The Battle of the Forward Switchboard
On the day I went out to be a forward observer with the Engineer company - the
place on Hill 122 where I found the artichokes that Joe B. Davis refused to share - Jake
asked me to keep an eye out for a likely position for the forward switchboard. I found
what I thought was a good one, on the edge of the hilltop, only a couple of hundred yards
from my own location with the engineers. I called back to Jake and described it in
glowing terms, pointing out that practically all our infantry units were now on the hill, so
the lines from switchboard to FOs and LnOs would all be short: lateral more than
forward.
Jake was so pleased with my solution that he renamed the switchboard in my
honor. When you called, Davis the operator would answer "Moore Switch" instead of
"Upstart Forward." I was justifiably proud.

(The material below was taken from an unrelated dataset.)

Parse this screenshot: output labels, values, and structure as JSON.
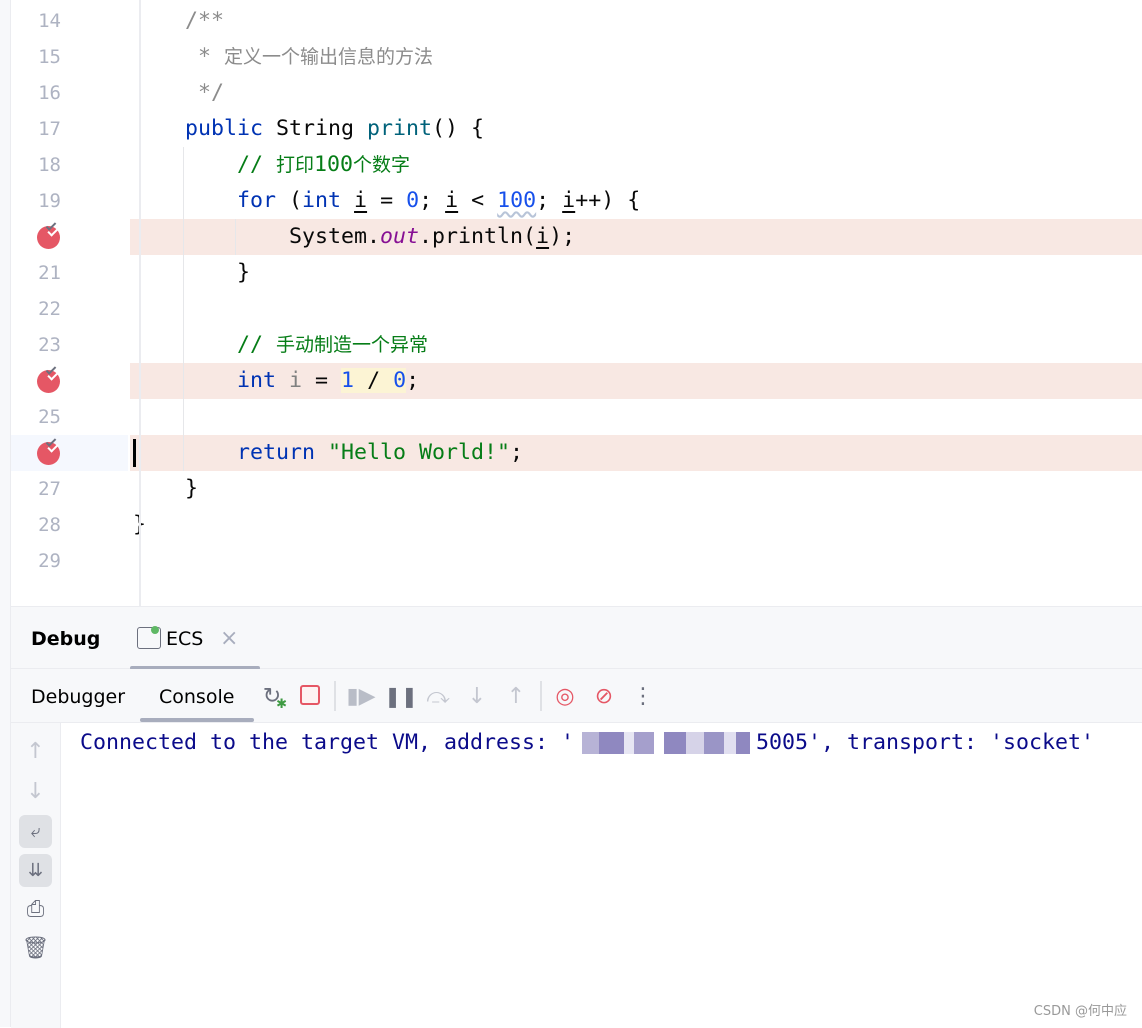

That night the Germans must have expended most of their artillery ammunition
firing on our elements on Hill 122. I was safe underground, in the covered slit trench the
engineers had dug for me, but Moore Switch was not as well dug in. Davis the operator
was not wounded, fortunately, but there were several near misses, and several of the lines
going into the switchboard were cut by the fire. Early next morning Moore Switch was
moved to a safer position at the foot of the hill. And re-named. The operator again
answered, "Upstart Forward."
All during the Normandy campaign, most of the flow of information and fire
missions came over the telephone, and both the Upstart and the Upstart Forward
switchboard operators were working at top speed, routing the calls, checking to see that
the call had gone through, and occasionally monitoring to make sure a line was still in
use. (Sometimes a caller would just put down his phone and forget to ring off.) Operators
weren't supposed to listen to the conversations, but they necessarily heard snatches of
them and absorbed more by osmosis, so that sometimes Browne* and Amos Davis knew
as much about the situation as I, who was paid to know.
But after the breakthrough, when the glamour war started, there wasn't time to lay
all those lines to the FOs and LnO's, and we had to rely on radio during our dash across
France. We still had the main switchboard and the lines to the firing battery positions and
our own CP locations, but traffic on them was pretty slow.
One mid-morning, after I had just signed off from talking on the radio to a LnO,
Capt. Richter, my telephone rang, and I heard the plaintive voice of Browne*, the Upstart
operator. "Sir," he said, "could you tell me what's going on?"
At the end of the last chapter, designated The Glamour War, we were in a
recently-bombed chateau, surrounded by mad Frenchmen in tanks. We did not linger
there, but moved north again, and after two days of desperately heavy fighting, ended up
behind a line of low hills occupied by our infantry. From those hills, our observers looked
down on a wide, flat valley with open green fields punctuated here and there by patches
of woods. The little village of Chambois lay in the valley, a few miles away.